Accountability is often viewed as a tool for punishment. This is often due to a flaw in the delivery style of inexperienced leaders. Accountability can, and should, be a shared tool to help move an organization from where it is to where it wants to go.
While it is important for employees to understand the effects their behavior has on the company’s performance, it is even more important for them to see a direct correlation on how their behavior impacts their career. For instance, if an employee believes that by making the company successful, there will be more advancement opportunities, and the employees believe they will be treated fairly in the process for promotions, they will be more motivated to perform better.
In contrast, if the employee is just told that a behavior is undesirable and not to do it again, that will be the focus. This punitive approach, in the name of accountability, is now a detriment to the otherwise motivated employee. This type of interaction often leads an employee to feel deflated and defeated. In contrast, when delivering corrective action, if the focus is to encourage the employee to perform better under the circumstances and prepare this employee for future opportunities, employees are likely to feel like they have a path to success. Accountability aligns their behavior with the collective success of the organization.
Executing a highly engaged culture requires the right leaders in the right positions. These leaders must share and model the organization’s values. While it is great to have a superstar, it is even better to have someone who can inspire and motivate a team to work together to build a culture of accountability. A leader who brings a high level of emotional intelligence, communicates well, and demonstrates respect will create and nurture a cohesive and thriving team. They will be enthused by the correlation between their efforts and the success of the organization.
For teams to have true accountability, there must first be trust. Employees need to feel safe when addressing their development needs so that this information will not hold them back but build them up.
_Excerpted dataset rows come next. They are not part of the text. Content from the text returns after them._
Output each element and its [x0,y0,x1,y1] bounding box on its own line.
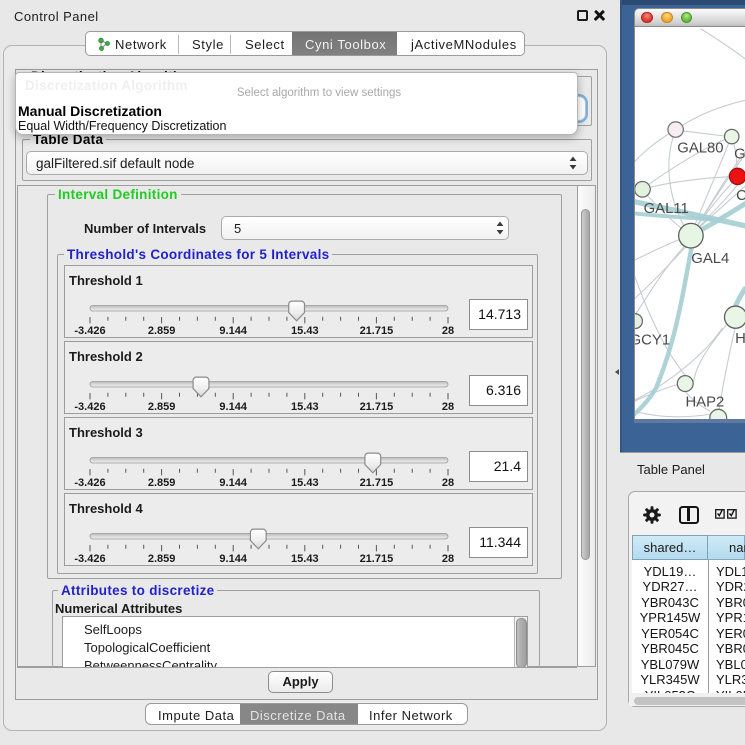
svg-text:21.715: 21.715 [360,325,394,337]
svg-text:21.715: 21.715 [360,401,394,413]
svg-text:28: 28 [442,553,454,565]
svg-text:GAL80: GAL80 [677,141,723,157]
svg-text:GAL4: GAL4 [691,251,729,267]
svg-text:28: 28 [442,401,454,413]
svg-text:G.: G. [734,147,745,163]
svg-text:2.859: 2.859 [148,477,176,489]
svg-text:C: C [736,188,745,204]
svg-text:15.43: 15.43 [291,401,319,413]
svg-text:9.144: 9.144 [219,325,247,337]
svg-text:28: 28 [442,477,454,489]
svg-text:HAP2: HAP2 [685,394,724,410]
svg-text:28: 28 [442,325,454,337]
svg-text:2.859: 2.859 [148,553,176,565]
svg-text:-3.426: -3.426 [74,553,105,565]
svg-text:GAL11: GAL11 [644,201,689,217]
svg-text:9.144: 9.144 [219,401,247,413]
svg-text:H: H [735,331,745,347]
svg-text:9.144: 9.144 [219,477,247,489]
svg-text:2.859: 2.859 [148,325,176,337]
svg-text:2.859: 2.859 [148,401,176,413]
svg-text:GCY1: GCY1 [634,332,670,348]
svg-text:15.43: 15.43 [291,325,319,337]
svg-text:9.144: 9.144 [219,553,247,565]
svg-text:-3.426: -3.426 [74,325,105,337]
svg-text:21.715: 21.715 [360,553,394,565]
svg-text:15.43: 15.43 [291,553,319,565]
svg-text:-3.426: -3.426 [74,477,105,489]
svg-text:-3.426: -3.426 [74,401,105,413]
svg-text:15.43: 15.43 [291,477,319,489]
svg-text:21.715: 21.715 [360,477,394,489]
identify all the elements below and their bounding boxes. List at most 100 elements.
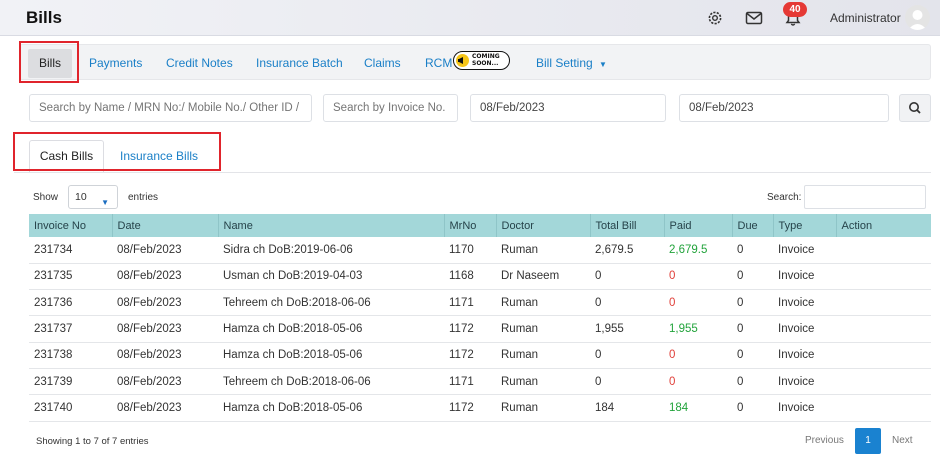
cell-due: 0 (732, 315, 773, 343)
cell-type: Invoice (773, 394, 836, 422)
cell-total-bill: 0 (590, 368, 664, 396)
highlight-subtabs (13, 132, 221, 171)
column-header-mrno[interactable]: MrNo (443, 214, 496, 237)
table-row[interactable]: 231734 08/Feb/2023 Sidra ch DoB:2019-06-06… (29, 237, 931, 264)
cell-name: Hamza ch DoB:2018-05-06 (218, 394, 444, 422)
table-search-input[interactable] (804, 185, 926, 209)
table-search-label: Search: (767, 192, 802, 203)
cell-doctor: Ruman (496, 394, 590, 422)
caret-down-icon: ▼ (599, 60, 607, 69)
table-body: 231734 08/Feb/2023 Sidra ch DoB:2019-06-06… (29, 237, 931, 422)
cell-date: 08/Feb/2023 (112, 368, 218, 396)
column-header-doctor[interactable]: Doctor (495, 214, 590, 237)
cell-action (836, 237, 931, 264)
cell-doctor: Ruman (496, 368, 590, 396)
cell-paid: 2,679.5 (664, 237, 732, 264)
cell-action (836, 394, 931, 422)
cell-action (836, 263, 931, 291)
show-label: Show (33, 192, 59, 203)
cell-total-bill: 0 (590, 342, 664, 369)
gear-icon[interactable] (706, 9, 724, 27)
table-row[interactable]: 231740 08/Feb/2023 Hamza ch DoB:2018-05-06… (29, 394, 931, 422)
cell-invoice-no: 231739 (29, 368, 112, 396)
cell-date: 08/Feb/2023 (112, 394, 218, 422)
cell-total-bill: 0 (590, 289, 664, 317)
cell-date: 08/Feb/2023 (112, 289, 218, 317)
pagination-next[interactable]: Next (892, 435, 913, 446)
pagination-page-1[interactable]: 1 (855, 428, 881, 454)
column-header-action[interactable]: Action (835, 214, 931, 237)
search-button[interactable] (899, 94, 931, 122)
cell-type: Invoice (773, 237, 836, 264)
cell-action (836, 342, 931, 369)
cell-mrno: 1172 (444, 394, 496, 422)
table-info: Showing 1 to 7 of 7 entries (36, 436, 149, 447)
column-header-name[interactable]: Name (217, 214, 444, 237)
cell-invoice-no: 231734 (29, 237, 112, 264)
cell-mrno: 1170 (444, 237, 496, 264)
cell-invoice-no: 231736 (29, 289, 112, 317)
user-name[interactable]: Administrator (830, 11, 901, 25)
tab-rcm[interactable]: RCM (425, 56, 452, 70)
search-invoice-input[interactable] (323, 94, 458, 122)
cell-date: 08/Feb/2023 (112, 315, 218, 343)
table-row[interactable]: 231735 08/Feb/2023 Usman ch DoB:2019-04-03… (29, 263, 931, 291)
cell-type: Invoice (773, 315, 836, 343)
column-header-total-bill[interactable]: Total Bill (589, 214, 664, 237)
entries-label: entries (128, 192, 159, 203)
date-from-input[interactable] (470, 94, 666, 122)
cell-doctor: Dr Naseem (496, 263, 590, 291)
cell-paid: 0 (664, 342, 732, 369)
table-row[interactable]: 231739 08/Feb/2023 Tehreem ch DoB:2018-06-… (29, 368, 931, 396)
cell-paid: 184 (664, 394, 732, 422)
table-row[interactable]: 231738 08/Feb/2023 Hamza ch DoB:2018-05-06… (29, 342, 931, 369)
cell-total-bill: 184 (590, 394, 664, 422)
notification-badge: 40 (783, 2, 807, 17)
cell-invoice-no: 231735 (29, 263, 112, 291)
cell-doctor: Ruman (496, 315, 590, 343)
page-title: Bills (26, 8, 62, 27)
cell-doctor: Ruman (496, 342, 590, 369)
cell-paid: 0 (664, 289, 732, 317)
tab-credit-notes[interactable]: Credit Notes (166, 56, 233, 70)
column-header-invoice-no[interactable]: Invoice No (29, 214, 112, 237)
coming-soon-badge: COMING SOON... (453, 51, 510, 70)
column-header-date[interactable]: Date (111, 214, 218, 237)
mail-icon[interactable] (745, 9, 763, 27)
cell-mrno: 1172 (444, 315, 496, 343)
pagination-previous[interactable]: Previous (805, 435, 844, 446)
search-icon (909, 102, 921, 114)
tab-insurance-batch[interactable]: Insurance Batch (256, 56, 343, 70)
tab-payments[interactable]: Payments (89, 56, 142, 70)
column-header-due[interactable]: Due (731, 214, 773, 237)
table-row[interactable]: 231736 08/Feb/2023 Tehreem ch DoB:2018-06-… (29, 289, 931, 317)
column-header-paid[interactable]: Paid (663, 214, 732, 237)
tab-bill-setting[interactable]: Bill Setting ▼ (536, 56, 607, 70)
search-name-input[interactable] (29, 94, 312, 122)
cell-doctor: Ruman (496, 289, 590, 317)
cell-due: 0 (732, 368, 773, 396)
cell-date: 08/Feb/2023 (112, 237, 218, 264)
date-to-input[interactable] (679, 94, 889, 122)
cell-date: 08/Feb/2023 (112, 263, 218, 291)
cell-paid: 0 (664, 368, 732, 396)
entries-select[interactable]: 10 ▼ (68, 185, 118, 209)
cell-name: Hamza ch DoB:2018-05-06 (218, 342, 444, 369)
cell-due: 0 (732, 289, 773, 317)
cell-mrno: 1172 (444, 342, 496, 369)
cell-due: 0 (732, 342, 773, 369)
cell-name: Usman ch DoB:2019-04-03 (218, 263, 444, 291)
cell-paid: 0 (664, 263, 732, 291)
column-header-type[interactable]: Type (772, 214, 836, 237)
table-row[interactable]: 231737 08/Feb/2023 Hamza ch DoB:2018-05-06… (29, 315, 931, 343)
cell-name: Hamza ch DoB:2018-05-06 (218, 315, 444, 343)
tab-claims[interactable]: Claims (364, 56, 401, 70)
cell-action (836, 315, 931, 343)
cell-doctor: Ruman (496, 237, 590, 264)
cell-type: Invoice (773, 368, 836, 396)
cell-mrno: 1171 (444, 368, 496, 396)
megaphone-icon (456, 54, 469, 67)
caret-down-icon: ▼ (101, 198, 109, 207)
cell-action (836, 368, 931, 396)
avatar[interactable] (905, 5, 930, 30)
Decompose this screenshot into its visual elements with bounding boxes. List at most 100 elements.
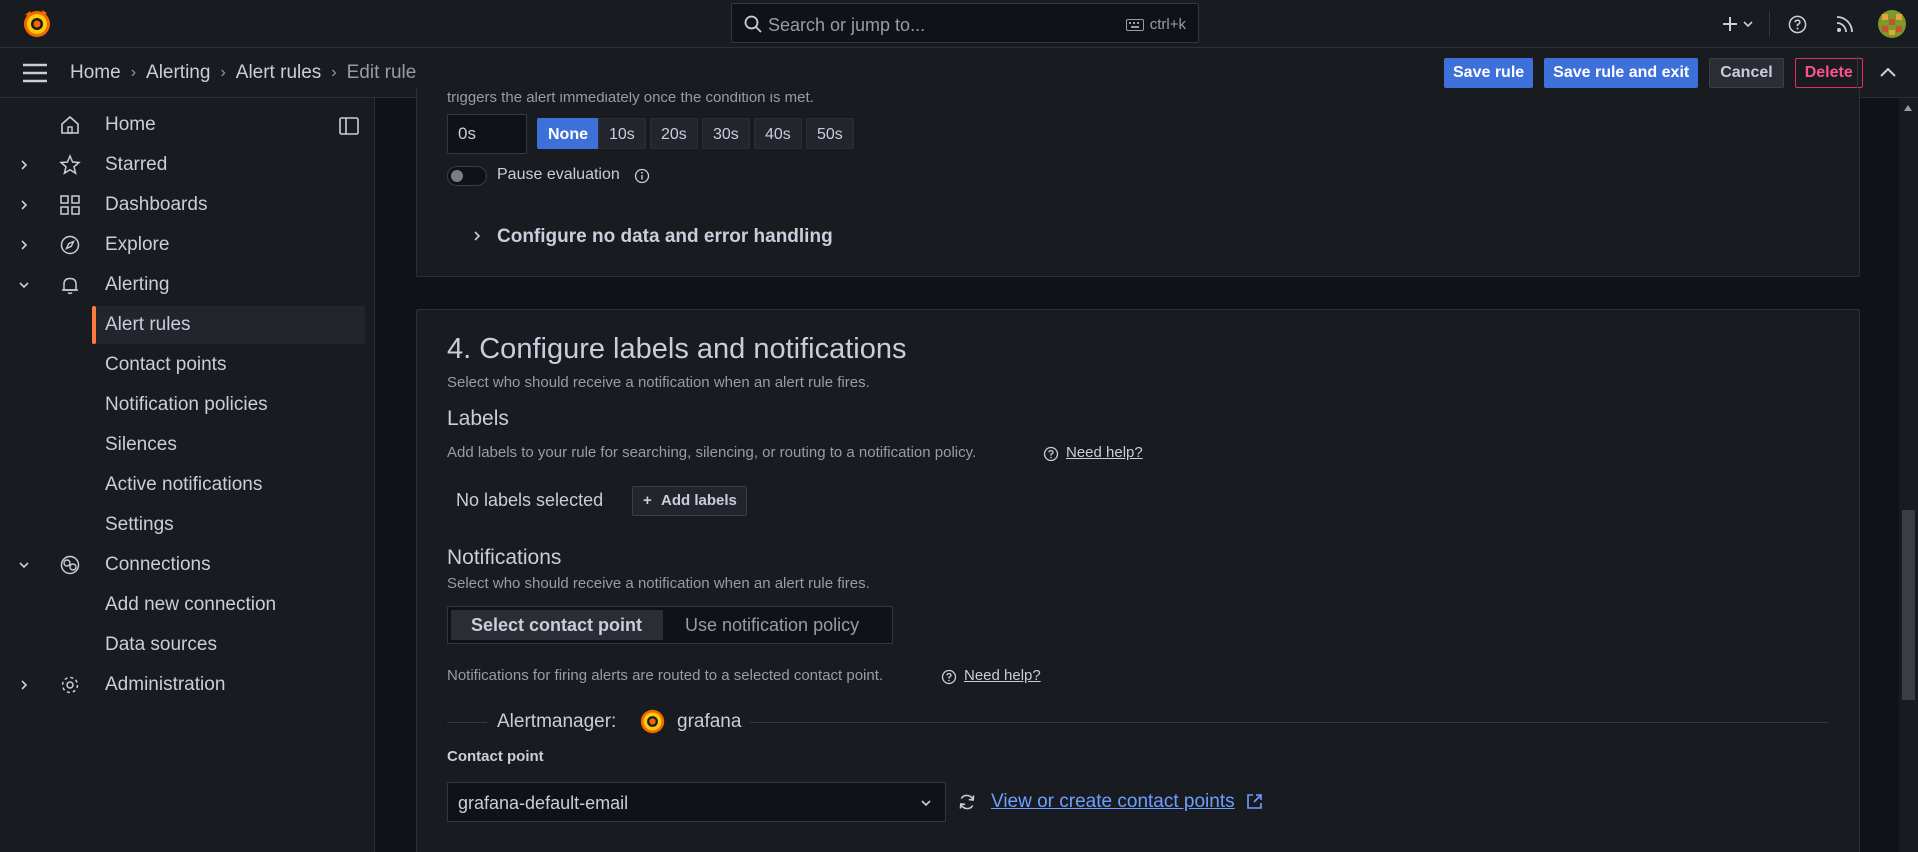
labels-heading: Labels bbox=[447, 407, 509, 430]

A mistake should be viewed as an opportunity to embrace a new approach. It is important to ensure that mistakes are not held over the heads of employees who have been given an opportunity to correct their behavior unless the undesirable behavior reoccurs.
Employees should feel confident that they will have the support of their leaders to develop new skills and abilities. They should be provided with the tools to set them up for success, rather than simply told how to avoid bad behavior. At that point, it will then be their choice to accept the corrective feedback or choose to reject the opportunity for improvement.
The bottom line is that having a high degree of accountability requires that you demonstrate care and concern for the employee and acknowledge that errors are expected. We have a way to help a person get back to a path of success.